UCL Institute for Sustainable Resources


Developing integrated environmental indicators for sustainable global food production and trade

field of crops

15 August 2016

The Developing integrated environmental indicators for sustainable global food production and trade (FOODIES) project is an Independent Research Fellowship, funded by the UK Natural Environment Research Council (NERC).

FOODIES aims to improve understanding of the environmental impact and sustainability of global food production and trade, and to propose solutions to alleviate this impact. 

The natural environment, providing us with essential resources and ecosystem services, is under increasing pressure from human activities. Importantly, increasing demand for food, due to population growth and socio-economic development, have led to the intensive use of water, land, and fertilisers in agriculture. Irrigation accounts for more than two thirds of freshwater withdrawn globally, and agriculture occupies more than one third of the Earth's land surface and emits a quarter of global greenhouse gas emissions. Furthermore, food production will need to significantly increase to feed about two additional billion people by 2050. Ensuring environmentally sustainable, sufficient food production is thus a difficult and pressing global challenge.
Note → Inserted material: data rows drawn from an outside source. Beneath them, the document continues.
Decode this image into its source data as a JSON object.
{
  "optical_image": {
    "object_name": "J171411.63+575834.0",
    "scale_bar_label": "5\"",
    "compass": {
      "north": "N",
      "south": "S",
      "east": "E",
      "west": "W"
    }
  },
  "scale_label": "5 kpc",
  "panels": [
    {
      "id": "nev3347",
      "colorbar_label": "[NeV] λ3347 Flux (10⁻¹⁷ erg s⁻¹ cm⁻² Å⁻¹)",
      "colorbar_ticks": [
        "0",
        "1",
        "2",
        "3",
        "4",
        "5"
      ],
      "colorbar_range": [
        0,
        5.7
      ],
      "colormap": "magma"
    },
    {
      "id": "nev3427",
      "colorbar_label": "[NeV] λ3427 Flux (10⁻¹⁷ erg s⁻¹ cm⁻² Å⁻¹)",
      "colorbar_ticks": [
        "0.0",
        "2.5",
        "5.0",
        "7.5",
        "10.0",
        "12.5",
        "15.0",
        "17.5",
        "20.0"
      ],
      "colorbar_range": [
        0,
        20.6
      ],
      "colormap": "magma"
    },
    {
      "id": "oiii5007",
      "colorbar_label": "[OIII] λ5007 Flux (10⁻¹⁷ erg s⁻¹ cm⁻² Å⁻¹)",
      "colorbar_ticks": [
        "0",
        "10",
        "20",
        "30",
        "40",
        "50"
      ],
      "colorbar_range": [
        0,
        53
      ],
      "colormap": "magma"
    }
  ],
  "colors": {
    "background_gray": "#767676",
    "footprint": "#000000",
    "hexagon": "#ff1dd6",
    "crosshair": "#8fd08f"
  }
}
To address this challenge, the FOODIES project will provide critical improvements in our current understanding of the multiple environmental impacts of agriculture, by accounting for different practices and local conditions across the world. This will allow a comprehensive assessment of agricultural sustainability and help to quantify trade-offs associated with different agricultural management strategies. Indeed, as agricultural practices are tightly linked (e.g. water and soil management), it is essential to consider all major environmental aspects to avoid the unintended consequences of strategies focused on a single aspect. The research will also consider trade; following recent globalisation, international food trade has grown rapidly since the 1980s, allowing for the development of major export-oriented agricultural regions. This crucial role of trade in global agricultural systems will be integrated in the evaluation of potential pathways to achieve environmentally sustainable agriculture.

FOODIES addresses critical areas of integration necessary to assess pathways to sustainable agriculture:

(1) comprehensive estimation of environmental impacts

(2) integration across a range of products (crops and livestock)

(3) innovative quantitative measures of sustainability

(4) simultaneous linking of all environmental stresses with global trade.